Influence of DCS on Surgical Outcome

Despite using different PROMs, all the studies included in our meta-analysis found worse baseline clinical myelopathy in DCS patients. Only Shigematsu et al ²² did not reach significant values, probably because of the small sample size. Furthermore, DCS seems to not only correlate with worse preoperative clinical status, but also to affect postoperative outcomes. Nouri et al ²¹ (significantly lower mean mJOA [P < .01] and Nurick grade improvement at the end of the FU period [P = .02]) showed a significant difference, even after propensity matching. The 2 Japanese studies indicated worse mJOA recovery ratios that were not significant. ^22,23 The reason again is likely attributable to smaller sample sizes and insufficient statistical power. When putting the studies together in the meta-analysis (Forest plot, Figure 3), the presence of DCS results in significantly worse neurological recovery (P = .05).

Does DCS influence a poorer result in DCM patients? This question can be coupled with the following: shall surgical treatment and timing be more aggressive in DCM patients also presenting with DCS? The answer depends on both the natural history of DCS and the direct proportional ratio between DCS magnitude and DCM severity.

Park et al ⁴ stated that a 7-year FU is probably too short to fully understand DCS natural history and also supported the findings from Oichi et al ¹ stating that anterolisthesis seems more deleterious for surgical outcome than retrolisthesis in patients with DCM and concluded that a patient’s age was a risk factor for DCS progression.

Concerning the link between DCS displacement and DCM severity, less data exist. Suzuki et al ⁸ pointed out that the space available for the spinal cord was smaller and cord compression grade higher in cervical levels with more than 2 mm listhesis, but this finding was not connected with any clinical score. Among the 3 included studies we also did not find any specific data.

In addition to already known factors (duration of symptoms, baseline neurological status, and T1 hypointensity on MRI), our study highlights that presence of DCS also negatively influences the outcome of DCM. ¹¹

Limitations

Few studies met our selection criteria, and 2 out of 3 were geographically limited and with relatively small samples (low quality of evidence, level 4). This rendered our meta-analysis (Forest plot, Figure 3) less powerful. Furthermore, it was also limited to the assessment of neurological recovery rates, because of the lack of equivalent outcome measures among the 3 studies. The FU time could have been longer for all the studies.

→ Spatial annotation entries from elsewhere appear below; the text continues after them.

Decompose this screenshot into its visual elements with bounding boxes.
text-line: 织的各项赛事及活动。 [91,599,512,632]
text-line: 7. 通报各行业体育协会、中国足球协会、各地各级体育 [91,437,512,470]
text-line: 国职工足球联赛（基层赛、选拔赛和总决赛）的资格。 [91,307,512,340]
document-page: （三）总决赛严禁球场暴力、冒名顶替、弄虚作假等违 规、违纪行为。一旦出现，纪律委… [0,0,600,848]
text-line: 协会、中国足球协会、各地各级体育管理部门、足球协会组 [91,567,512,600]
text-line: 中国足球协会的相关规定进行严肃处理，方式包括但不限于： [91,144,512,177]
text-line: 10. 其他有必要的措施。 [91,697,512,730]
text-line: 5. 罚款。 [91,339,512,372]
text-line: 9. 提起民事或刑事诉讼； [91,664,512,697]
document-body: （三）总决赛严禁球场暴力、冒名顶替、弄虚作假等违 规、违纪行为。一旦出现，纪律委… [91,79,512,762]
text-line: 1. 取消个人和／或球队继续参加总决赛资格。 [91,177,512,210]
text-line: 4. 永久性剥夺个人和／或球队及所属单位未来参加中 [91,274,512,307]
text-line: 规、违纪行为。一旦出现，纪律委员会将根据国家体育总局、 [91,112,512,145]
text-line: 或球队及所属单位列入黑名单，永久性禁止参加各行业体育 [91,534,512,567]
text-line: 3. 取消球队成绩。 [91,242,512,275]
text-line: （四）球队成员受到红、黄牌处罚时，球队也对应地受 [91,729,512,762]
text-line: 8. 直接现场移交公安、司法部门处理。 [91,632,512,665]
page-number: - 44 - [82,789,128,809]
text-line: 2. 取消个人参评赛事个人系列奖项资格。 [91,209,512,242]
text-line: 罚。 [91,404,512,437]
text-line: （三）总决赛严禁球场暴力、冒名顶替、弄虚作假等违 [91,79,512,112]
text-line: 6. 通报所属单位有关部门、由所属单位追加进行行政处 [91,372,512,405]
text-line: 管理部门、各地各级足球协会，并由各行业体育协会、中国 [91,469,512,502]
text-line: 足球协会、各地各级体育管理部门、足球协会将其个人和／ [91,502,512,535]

Another important difference between studies concerns the different available imaging tools. Whereas the static MRI probably underreports minor DCS that show themselves only in dynamic studies, plain or dynamic radiographs can also underestimate because they lack resolution and 3-dimensional representation. Also, the explicitness of the lower cervical levels in radiographs is probably suboptimal, causing a selection bias in 2 of our cohorts. Another selection bias for these 2 articles is the limitation of the cohorts to patients having received laminoplasty. On the other hand, the 2 studies lacking dynamic images were not able to report the degree of translation, and therefore, no conclusions were made about the “stable” or “unstable” character of the DCS.